Chariot のコメント

今回のコロナ禍の全体主義が戦時下になぞらえて考察されることが多いですが、そういった視点を意識したのではないかと思われる小説を読みました。
柳広司『アンブレイカブル』(角川書店)
治安維持法が施行され、特高の権限が肥大化してきた時代を背景に、小説家・小林多喜二や川柳作家・鶴彬といった実在の人物を登場させ、彼らを内偵する内務省の不気味な動きを描いた歴史サスペンスです。
帯の「罪は捜すな、仕立てあげろ」「法の贄となった、敗れざる者たち(アンブレイカブル)の矜持」というフレーズが非常に刺激的。
連作短編集のフォーマットなのですが、最終話「矜持」に全体のテーマが集約されています。
組織に飲み込まれ、「個」を失ってしまった官僚や、「アカ狩り」に奔走して「国に貢献している」という実感で沸き立っていた内務省ーーそしてその後になぜ変容したのか自分達でも分からないーーなどの描写が現在にも通じるところがあり、非常にリアルです。
そして、この最終話に登場する哲学者・三木清の存在感が圧倒的。
三木の知性溢れる思想の一片に触れると共に、とても三木には敵わない中途半端なインテリ(よしりん先生おっしゃるところの「秀才」)らが「嫉妬」や「ニヒリズム」で品性を貶めていく姿を描くことで、『大衆の反逆』で提起されたルサンチマンの問題を扱っています。
また、終盤で三木が長口上として述べる自身の信念は『ゴー宣』の保守思想に非常に近いですし、ある主要人物がやはり終盤で呟いた
「地上を支配しているのは、優れた能力でも、超人的な論理性でも、美しい行いでもない。
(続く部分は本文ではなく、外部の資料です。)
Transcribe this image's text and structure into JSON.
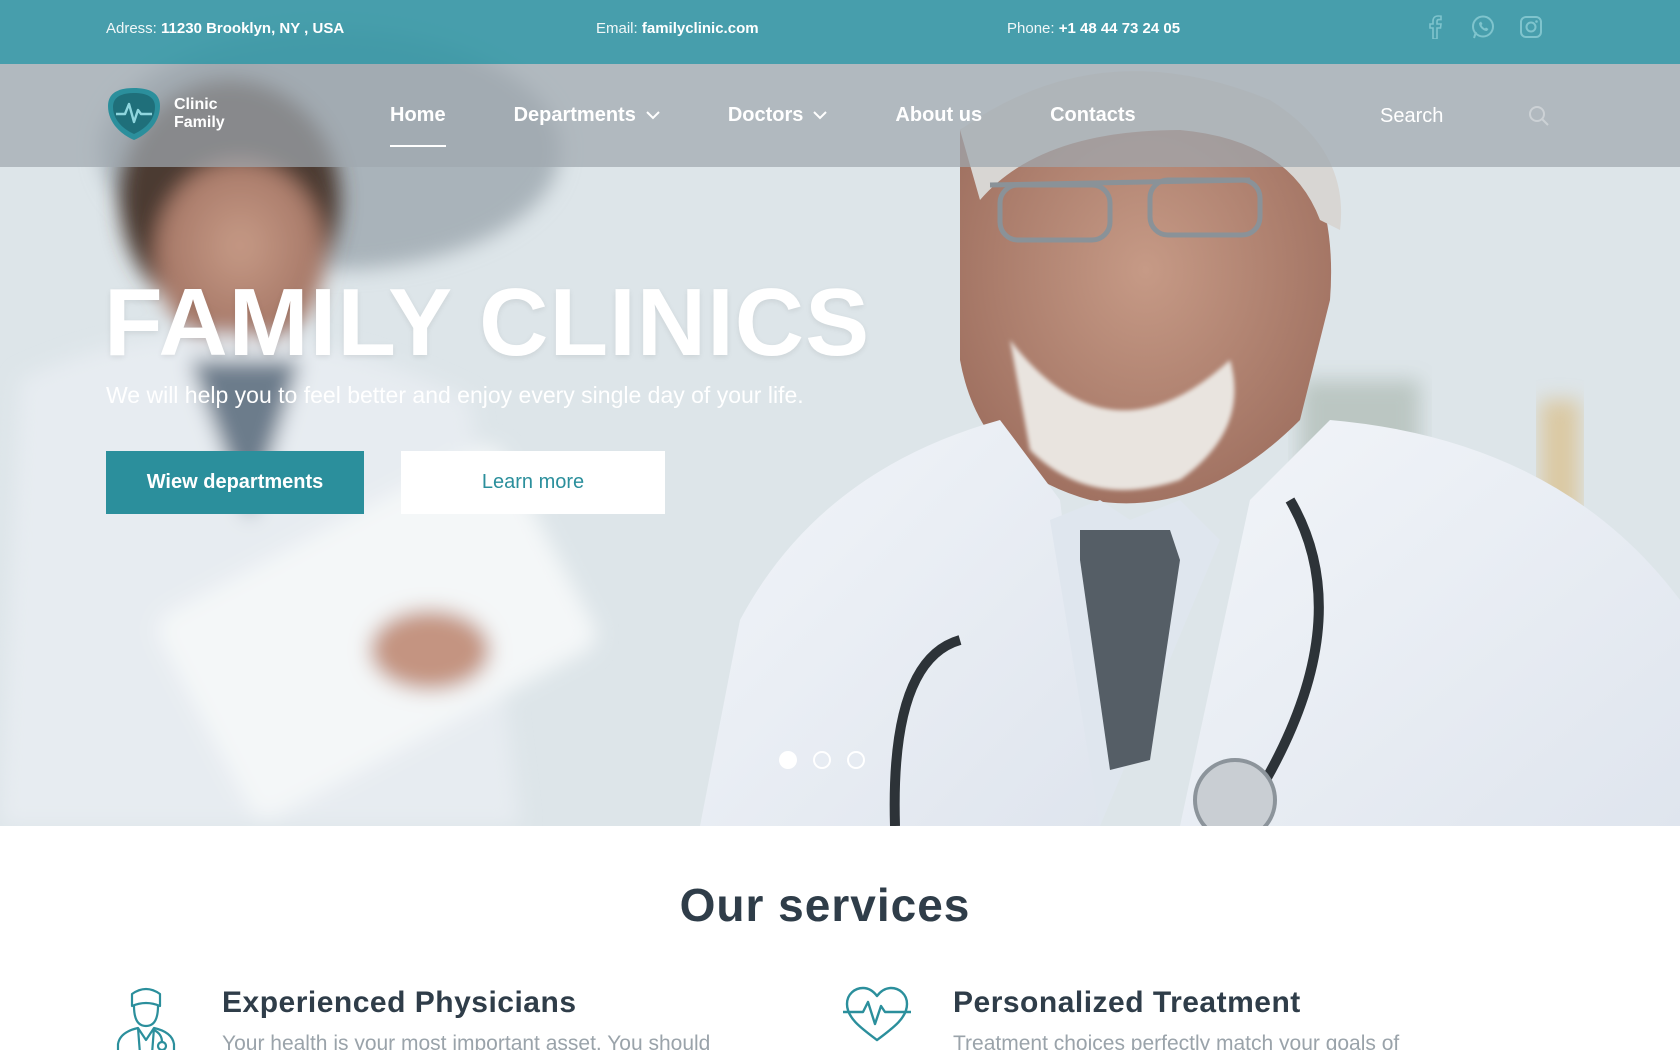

ある種の凡庸さだ」
という文言は、明らかにアイヒマンの「凡庸なる悪」を意識したものと考えてよいでしょう。
ルサンチマンと「凡庸なる悪」の親和性は非常に高く、この両者が見事に噛み合うといとも簡単に全体主義が醸成されてしまうのだという現実(人間が逃れることができない本性なのでしょうか)をあらためて思い知らされました。
本作は「2021年1月29日初版」の書き下ろし作品であるため、昨年のコロナ禍の中で執筆された可能性が高いといってよいでしょう。
大衆や全体主義に対する問題意識を作品として仕上げた作者に賛辞を送りたいです。